In March, Craig said. “FEMA had released guidelines on Covid-19 funding, specifically saying that they would cover testing, disinfectant, PPE, so the school district moved forward with making those purchases, which are critical to ensure our students, our educators, our staff and our visitors are safe in our schools for the 2020-2021 school year.”

For Craig, the new notification from FEMA was a shock and extremely disappointing.

“It means that right now the school district is left with over $2.2 million in expenses that they expected FEMA to reimburse, so now the district is in a place where they need to cover those expenses,” Craig said.

Craig requested an allocation from GOFERR for about $5.5 million to the school district and for it to consider funding other school districts throughout the state that could demonstrate that they are in need of help.

The Manchester School District did receive $5.8 million in CARES funding, but its estimated cost for Covid-related expenditures is nearly double that figure, coming in at about $11.3 million.

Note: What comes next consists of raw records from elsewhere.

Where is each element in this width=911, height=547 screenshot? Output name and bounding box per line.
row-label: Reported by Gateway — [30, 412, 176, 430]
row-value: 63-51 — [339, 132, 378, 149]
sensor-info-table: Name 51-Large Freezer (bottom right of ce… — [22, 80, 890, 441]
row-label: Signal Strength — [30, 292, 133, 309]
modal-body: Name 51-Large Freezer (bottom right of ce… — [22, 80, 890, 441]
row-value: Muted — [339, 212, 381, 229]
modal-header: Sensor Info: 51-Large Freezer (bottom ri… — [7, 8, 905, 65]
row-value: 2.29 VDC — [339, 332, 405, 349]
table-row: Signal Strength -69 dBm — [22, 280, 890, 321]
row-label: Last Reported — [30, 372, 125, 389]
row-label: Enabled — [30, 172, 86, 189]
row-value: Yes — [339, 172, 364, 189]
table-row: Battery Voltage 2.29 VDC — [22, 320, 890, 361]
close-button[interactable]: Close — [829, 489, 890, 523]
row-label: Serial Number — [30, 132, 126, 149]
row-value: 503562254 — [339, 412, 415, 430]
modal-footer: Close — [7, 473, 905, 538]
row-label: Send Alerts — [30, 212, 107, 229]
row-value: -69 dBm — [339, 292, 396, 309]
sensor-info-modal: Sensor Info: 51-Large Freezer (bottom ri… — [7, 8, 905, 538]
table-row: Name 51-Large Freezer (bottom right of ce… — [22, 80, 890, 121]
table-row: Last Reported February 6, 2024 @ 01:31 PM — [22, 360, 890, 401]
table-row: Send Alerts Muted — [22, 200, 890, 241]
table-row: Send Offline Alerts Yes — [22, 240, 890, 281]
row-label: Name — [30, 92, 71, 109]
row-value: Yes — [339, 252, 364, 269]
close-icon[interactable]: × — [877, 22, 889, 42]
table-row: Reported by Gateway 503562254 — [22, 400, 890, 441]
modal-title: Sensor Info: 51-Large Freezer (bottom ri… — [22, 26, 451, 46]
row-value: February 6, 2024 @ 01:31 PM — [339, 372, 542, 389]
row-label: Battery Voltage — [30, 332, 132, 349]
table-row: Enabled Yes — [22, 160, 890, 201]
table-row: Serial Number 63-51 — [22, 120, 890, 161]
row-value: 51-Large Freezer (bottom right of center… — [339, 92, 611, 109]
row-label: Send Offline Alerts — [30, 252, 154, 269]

“They more than exceed what we got in CARES funding,” Craig said. “If FEMA won’t reimburse for those, we’re going to have to take the money for PPE and other things out of the CARES funding.”

The FEMA notification on reimbursements came as a disappointment to Franklin Schools Superintendent Daniel LeGallo as well.

The Franklin School District was actively working to seek the reimbursement.

“We were looking to go that route, we were actively working on that grant possibility,” LeGallo said. We had made contact with them and had been working with them up until Friday when that was announced.”

LeGallo said the district would have been looking to go after $50,000 in FEMA reimbursements. Now that this potential stream of funding is not available to the district, LeGallo said he’ll have to leverage district funds as well.

In Berlin, the school district was not planning on seeking any reimbursement from FEMA for PPE at this point, but did inquire about help covering costs with a different expense.

“We had reached out to FEMA to help cover expenses with HVAC corrections that need to be made,” Superintendent Julie King said. “I don’t know if this is going to impact that or not. That’s our biggest concern right now.”